Fuite du G7 : le serveur du Pirate Party confisqué par la police

Fuite du G7 : le serveur du Pirate Party confisqué par la police

Dans le contexte de la publication de documents confidentiels par l’état-major de planification du sommet du G7 2015 à Elmau il y a quelques jours, la police a maintenant paralysé l’infrastructure publique du Parti Pirate. La fuite du G7 a donc des conséquences considérables pour le parti.

Fuite du G7 avec des conséquences pour le parti pirate

Après que les documents de police sur le sommet du G7 2015 à Elmau et le concept de sécurité à l’époque, qui étaient classés confidentiels, ont été publiés sur la plateforme Indymedia la semaine dernière ont été divulgués, « Mercredi, la police, au nom du parquet de Munich, a confisqué deux serveurs du Parti pirate français pour conserver des preuves et paralysé ainsi un service public », a-t-il ajouté. écrit le Parti Pirate sur le propre page d’accueil.

L’instance CryptPad du Parti Pirate, qui permet de partager publiquement et gratuitement des documents, a été utilisée pour publier des documents secrets. L’hébergeur du serveur Hetzner a été informé de l’enquête en cours puis a mis le serveur hors ligne, la fête continue.

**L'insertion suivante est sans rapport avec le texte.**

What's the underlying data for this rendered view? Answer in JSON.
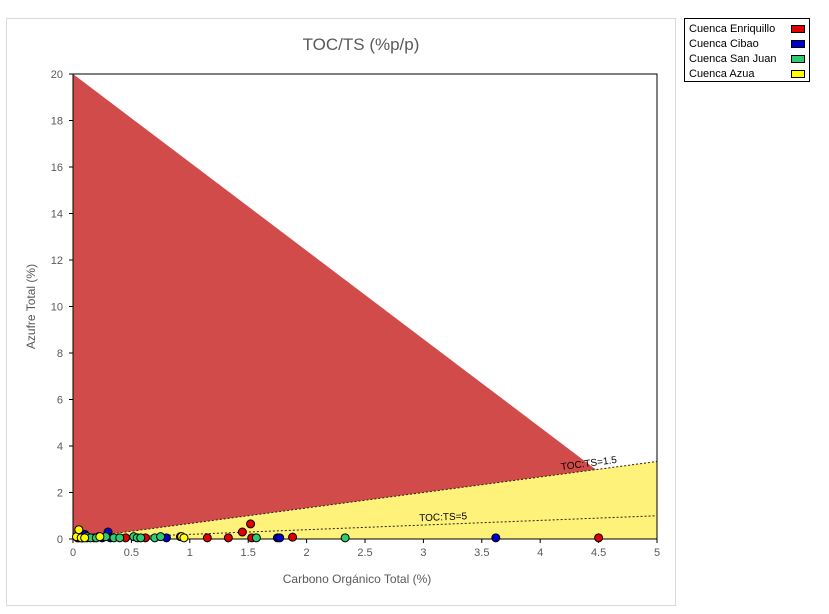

Le procureur de Munich II a confirmé la priorité à la demande du site Internet Golem.de et a déclaré que l’un était dû à une ordonnance du tribunal « Confisquer des données sur deux serveurs de Piratenpartie Deutschland » laisser.

La partie elle-même a fourni aux forces de l’ordre une copie des serveurs pour éviter une saisie physique et une panne à long terme. Les dossiers confidentiels sur le sommet du G7 de 2015 à Elmau, en Bavière, où se tiendra cette année encore la réunion des pays industrialisés, étaient des informations classifiées.

Le Parti pirate critique l’action

Pendant ce temps, le Parti pirate français critique vivement les actions de la police. Il n’y a tout simplement pas eu de demandes de renseignements concernant la coopération ou la publication des données requises à l’avance.

« Au lieu de nous approcher, la police nous a mis un « pistolet sur la poitrine »: les serveurs devaient être retirés du réseau et toutes les données devaient être libérées sans restriction – sinon les serveurs auraient été retirés », dit Anne Herpertz, leader du Parti Pirate.

En raison de la préservation des preuves, les services sur les serveurs n’ont pas été disponibles pendant plusieurs heures. Ceci est problématique dans la mesure où le Parti pirate français est la deuxième plus grande instance de l’outil de collaboration basé sur le Web après l’opérateur CryptPad lui-même et se tient aux côtés des membres du parti. « de nombreux particuliers et ONG comptent également sur la fiabilité du service offert ».

Même les serveurs web normaux du parti ont été confisqués par la police, poursuit le parti. Entre autres choses, ceux-ci hébergent des données sensibles sur les membres qui n’ont rien à voir avec la fuite du G7.

Le parti envisage actuellement de porter plainte contre la décision des autorités. En collaboration avec le délégué à la protection des données, les personnes concernées sont également informées de la sortie de données. Le parti a l’intention de publier de plus amples informations et déclarations dans les prochains jours.